CW: I learned a lot about people. I’m very humbled. It really tells you a lot. I’ve been at work for a long time doing this for many years and just how many people show up and really want to learn how to cook with Native ingredients. These are Native people that want to learn how to cook with these ingredients. I felt like it couldn’t have been a better time and to show everyone in the Native communities – especially here in the Bay Area or all over – how to cook with these ingredients, it’s been really embraced. 

FB: What’s been the most exciting thing about being on tour? 

CW: Oh, when I see young chefs, of course. When I see young, inspiring chefs, they really embrace the book, and they really want to cook with these ingredients. That’s who I wrote the book for, the future generation. 

FB: What’s your favorite dish in the book? I’m very curious about that. 

CW: I had created this choke cherry rub. You can put it on your beef roast, you can put it on your bison roast. But I really love pairing up berries to go with the meats that the animals love to eat. 

FB: What’s it like being in the kitchen with your aunties and your grandmother? 

CW: I come from a lot of strong women in my family. We always cook for community – outdoor cooking, especially in Oklahoma. 

I learned at a very young age that community comes first as when you’re cooking. I can say I definitely took that away and my aunties are still feeding people to this day. 

FB: Do you have a specific memory from growing up that you think about when you’re cooking today, or when you’re talking to the young chefs on your book tour? Is there anything that specifically comes up? 

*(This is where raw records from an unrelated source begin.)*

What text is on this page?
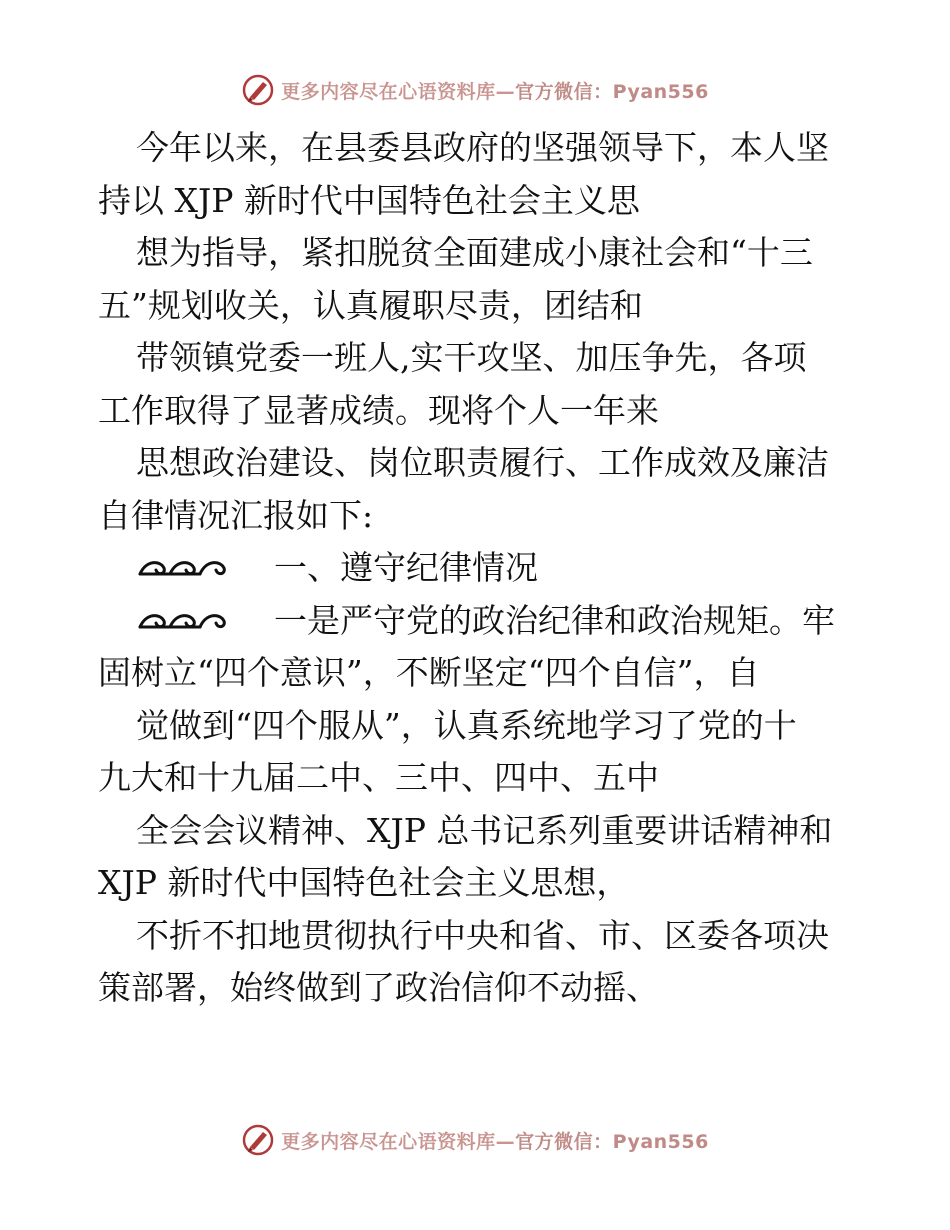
更多内容尽在心语资料库—官方微信：Pyan556
今年以来，在县委县政府的坚强领导下，本人坚
持以 XJP 新时代中国特色社会主义思
想为指导，紧扣脱贫全面建成小康社会和“十三
五”规划收关，认真履职尽责，团结和
带领镇党委一班人,实干攻坚、加压争先，各项
工作取得了显著成绩。现将个人一年来
思想政治建设、岗位职责履行、工作成效及廉洁
自律情况汇报如下:
一、遵守纪律情况
一是严守党的政治纪律和政治规矩。牢
固树立“四个意识”，不断坚定“四个自信”，自
觉做到“四个服从”，认真系统地学习了党的十
九大和十九届二中、三中、四中、五中
全会会议精神、XJP 总书记系列重要讲话精神和
XJP 新时代中国特色社会主义思想，
不折不扣地贯彻执行中央和省、市、区委各项决
策部署，始终做到了政治信仰不动摇、
更多内容尽在心语资料库—官方微信：Pyan556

CW: Definitely. I like the sweet dried corn and how it’s harvested, and how we dry it out in August. It sounds difficult, but it’s really easy. At the same time, I always try to tell culinary students to find something you can really relate to and embrace that. 

FB: What do you want people to take away from this book? What do you want people to understand? 

CW: Oh, there’s intertribal all over the place throughout Turtle Island. It’s so rich and beautiful how our foods are, and what land they originated from. You have different recipes, But you don’t have those recipes to really describe where it’s from, what it’s utilized for, what tribe it’s from –  things like that. 

FB: What specifically do you want people to know about Native cooking?

CW: I always say that to be an Indigenous chef, it’s really cooking for your community.  No matter where you go, it can be powwows, it can be a cultural center, it can be anywhere. If you take that in your heart, you always will be that giving person. Not everybody knows how to cook, but if you have the opportunity to cook for someone in the community, I say do it.